Membaca Sinyal Rapuhnya Ekspansi Manufaktur dan Dunia Usaha

Redaksi
18 April 2026 07:06

Aktivitas produksi di pabrik PT Citra Buana Semesta (CBS)
Aktivitas produksi di pabrik PT Citra Buana Semesta (CBS)

Bloomberg Technoz, Jakarta - Di tengah narasi bahwa kondisi ekonomi Indonesia masih terjaga pada Kuartal I-2026, dua indikator utama: Prompt Manufacturing Index Bank Indonesia (PMI-BI) dan Survei Kegiatan Dunia Usaha (SKDU) malah mengirim sinyal sebaliknya. 

Sekilas, memang kedua data survei ini menunjukkan ekspansi.

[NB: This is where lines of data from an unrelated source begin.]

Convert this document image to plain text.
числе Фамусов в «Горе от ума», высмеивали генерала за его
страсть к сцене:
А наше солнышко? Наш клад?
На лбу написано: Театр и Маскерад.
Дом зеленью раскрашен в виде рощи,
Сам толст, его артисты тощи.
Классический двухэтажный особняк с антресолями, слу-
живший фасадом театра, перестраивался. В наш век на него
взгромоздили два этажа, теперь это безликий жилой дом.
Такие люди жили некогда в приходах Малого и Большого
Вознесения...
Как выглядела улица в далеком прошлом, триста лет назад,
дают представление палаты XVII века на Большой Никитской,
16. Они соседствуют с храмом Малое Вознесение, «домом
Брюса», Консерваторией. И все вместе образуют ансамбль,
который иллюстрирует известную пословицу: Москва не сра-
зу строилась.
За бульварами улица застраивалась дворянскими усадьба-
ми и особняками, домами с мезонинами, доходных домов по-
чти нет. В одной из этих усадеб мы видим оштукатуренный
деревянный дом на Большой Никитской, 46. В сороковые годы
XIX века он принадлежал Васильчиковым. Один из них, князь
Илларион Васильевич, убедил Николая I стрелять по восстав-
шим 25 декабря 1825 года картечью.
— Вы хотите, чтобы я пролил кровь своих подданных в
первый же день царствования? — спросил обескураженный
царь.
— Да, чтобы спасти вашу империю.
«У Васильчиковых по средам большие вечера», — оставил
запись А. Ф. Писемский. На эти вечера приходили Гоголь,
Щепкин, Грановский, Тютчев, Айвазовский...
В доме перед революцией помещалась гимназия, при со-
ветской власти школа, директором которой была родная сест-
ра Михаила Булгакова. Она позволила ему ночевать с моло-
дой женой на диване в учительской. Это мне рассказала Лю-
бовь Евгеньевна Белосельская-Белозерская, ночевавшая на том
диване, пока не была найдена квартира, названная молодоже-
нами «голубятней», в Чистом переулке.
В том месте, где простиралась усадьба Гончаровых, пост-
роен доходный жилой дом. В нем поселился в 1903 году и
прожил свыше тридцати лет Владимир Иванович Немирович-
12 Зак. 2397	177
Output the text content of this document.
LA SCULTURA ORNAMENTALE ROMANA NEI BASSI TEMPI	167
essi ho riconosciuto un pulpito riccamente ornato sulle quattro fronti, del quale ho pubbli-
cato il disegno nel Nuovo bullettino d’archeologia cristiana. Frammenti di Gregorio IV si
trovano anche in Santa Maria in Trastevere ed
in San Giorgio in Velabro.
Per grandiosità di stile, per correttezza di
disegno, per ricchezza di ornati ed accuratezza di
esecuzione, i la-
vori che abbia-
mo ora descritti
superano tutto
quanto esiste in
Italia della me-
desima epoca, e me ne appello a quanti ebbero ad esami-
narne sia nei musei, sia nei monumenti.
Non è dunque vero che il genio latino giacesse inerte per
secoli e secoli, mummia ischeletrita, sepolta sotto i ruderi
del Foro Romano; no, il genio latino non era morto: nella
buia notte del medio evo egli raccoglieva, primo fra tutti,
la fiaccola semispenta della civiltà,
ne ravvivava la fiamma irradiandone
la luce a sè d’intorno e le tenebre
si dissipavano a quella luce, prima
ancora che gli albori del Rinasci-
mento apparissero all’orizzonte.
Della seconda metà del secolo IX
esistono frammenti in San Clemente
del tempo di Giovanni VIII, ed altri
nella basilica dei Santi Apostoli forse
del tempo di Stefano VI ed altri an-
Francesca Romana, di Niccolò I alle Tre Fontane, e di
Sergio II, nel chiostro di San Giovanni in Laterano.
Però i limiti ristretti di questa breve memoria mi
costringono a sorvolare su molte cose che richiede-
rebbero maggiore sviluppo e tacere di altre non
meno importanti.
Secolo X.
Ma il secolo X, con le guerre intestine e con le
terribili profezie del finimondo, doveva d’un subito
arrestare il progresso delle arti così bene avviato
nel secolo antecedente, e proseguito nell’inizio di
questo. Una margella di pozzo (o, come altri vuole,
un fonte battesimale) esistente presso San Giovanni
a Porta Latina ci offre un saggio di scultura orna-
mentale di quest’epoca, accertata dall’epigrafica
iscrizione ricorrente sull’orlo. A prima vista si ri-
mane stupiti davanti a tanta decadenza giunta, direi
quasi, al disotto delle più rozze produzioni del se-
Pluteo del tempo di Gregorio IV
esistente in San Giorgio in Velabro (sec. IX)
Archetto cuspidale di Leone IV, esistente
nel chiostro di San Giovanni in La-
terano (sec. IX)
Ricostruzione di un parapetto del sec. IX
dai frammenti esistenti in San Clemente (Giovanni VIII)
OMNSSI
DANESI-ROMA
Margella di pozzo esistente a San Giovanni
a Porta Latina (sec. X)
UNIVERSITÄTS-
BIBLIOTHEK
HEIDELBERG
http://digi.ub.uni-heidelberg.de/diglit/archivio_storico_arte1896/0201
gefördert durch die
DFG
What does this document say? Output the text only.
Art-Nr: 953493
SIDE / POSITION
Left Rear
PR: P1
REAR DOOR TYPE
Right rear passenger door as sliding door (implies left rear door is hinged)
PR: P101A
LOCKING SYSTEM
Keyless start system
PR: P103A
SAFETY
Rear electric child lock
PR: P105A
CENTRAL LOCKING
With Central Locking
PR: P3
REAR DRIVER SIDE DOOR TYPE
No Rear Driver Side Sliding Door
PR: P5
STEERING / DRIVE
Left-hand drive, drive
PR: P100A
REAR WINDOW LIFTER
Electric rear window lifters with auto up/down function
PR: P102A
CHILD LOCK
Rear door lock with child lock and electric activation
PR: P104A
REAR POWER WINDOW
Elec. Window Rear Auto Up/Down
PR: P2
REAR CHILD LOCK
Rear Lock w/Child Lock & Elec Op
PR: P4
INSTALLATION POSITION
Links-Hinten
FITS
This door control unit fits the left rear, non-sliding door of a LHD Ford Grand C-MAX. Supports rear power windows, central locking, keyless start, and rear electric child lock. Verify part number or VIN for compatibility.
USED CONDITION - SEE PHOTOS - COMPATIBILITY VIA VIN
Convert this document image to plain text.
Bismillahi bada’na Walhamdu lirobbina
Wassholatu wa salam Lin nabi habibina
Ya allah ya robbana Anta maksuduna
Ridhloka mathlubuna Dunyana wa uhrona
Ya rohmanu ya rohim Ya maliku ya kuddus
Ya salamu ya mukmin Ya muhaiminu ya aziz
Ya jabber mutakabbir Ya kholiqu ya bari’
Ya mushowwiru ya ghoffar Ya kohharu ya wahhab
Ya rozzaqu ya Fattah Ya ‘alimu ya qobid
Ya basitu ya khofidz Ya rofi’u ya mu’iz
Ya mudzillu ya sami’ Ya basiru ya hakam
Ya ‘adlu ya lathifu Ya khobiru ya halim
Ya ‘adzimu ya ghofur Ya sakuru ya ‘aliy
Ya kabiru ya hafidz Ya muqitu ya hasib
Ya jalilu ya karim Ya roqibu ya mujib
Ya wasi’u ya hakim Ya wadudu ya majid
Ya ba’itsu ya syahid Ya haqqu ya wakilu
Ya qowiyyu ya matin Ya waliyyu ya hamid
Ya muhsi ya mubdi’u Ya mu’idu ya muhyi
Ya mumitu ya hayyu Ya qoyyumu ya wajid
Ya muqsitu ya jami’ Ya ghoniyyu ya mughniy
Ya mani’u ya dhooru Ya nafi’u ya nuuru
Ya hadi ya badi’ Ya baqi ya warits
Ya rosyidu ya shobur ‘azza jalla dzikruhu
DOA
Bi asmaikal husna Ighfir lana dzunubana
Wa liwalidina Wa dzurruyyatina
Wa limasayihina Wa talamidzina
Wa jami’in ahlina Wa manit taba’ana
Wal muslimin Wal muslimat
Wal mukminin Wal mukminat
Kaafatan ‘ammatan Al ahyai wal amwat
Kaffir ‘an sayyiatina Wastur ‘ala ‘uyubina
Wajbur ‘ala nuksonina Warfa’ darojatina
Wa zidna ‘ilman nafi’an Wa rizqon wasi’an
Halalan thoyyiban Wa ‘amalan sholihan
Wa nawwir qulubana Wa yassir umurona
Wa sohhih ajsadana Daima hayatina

Akan tetapi, jika dibedah pertumbuhan yang terjadi saat ini, maka  memang ada ekspansi tetapi dengan pondasi yang mulai melemah. 

PMI-BI pada triwulan I-2026 berada di 52,03, mengindikasikan bahwa sektor manufaktur masih berada pada mode ekspansi. Produksi, pesanan, dan persediaan sama-sama berada di zona ekspansi. 


Namun, dari data juga menunjukkan bahwa tenaga kerja malah berada di zona kontraksi dan kecepatan penerimana input juga belum sepenuhnya pulih. Dalam kondisi normal, ekspansi usaha dan manufaktur umumnya akan diikuti dengan ekspansi tenaga kerja.

Di sisi lain, data SKDU secara sektortal masih berkinerja positif didorong oleh sejumlah lapangan usaha utama, seperti jasa keuangan pertanian, industri pengolahan, serta perdagangan besar dan eceran, termasuk reparasi kendaraan.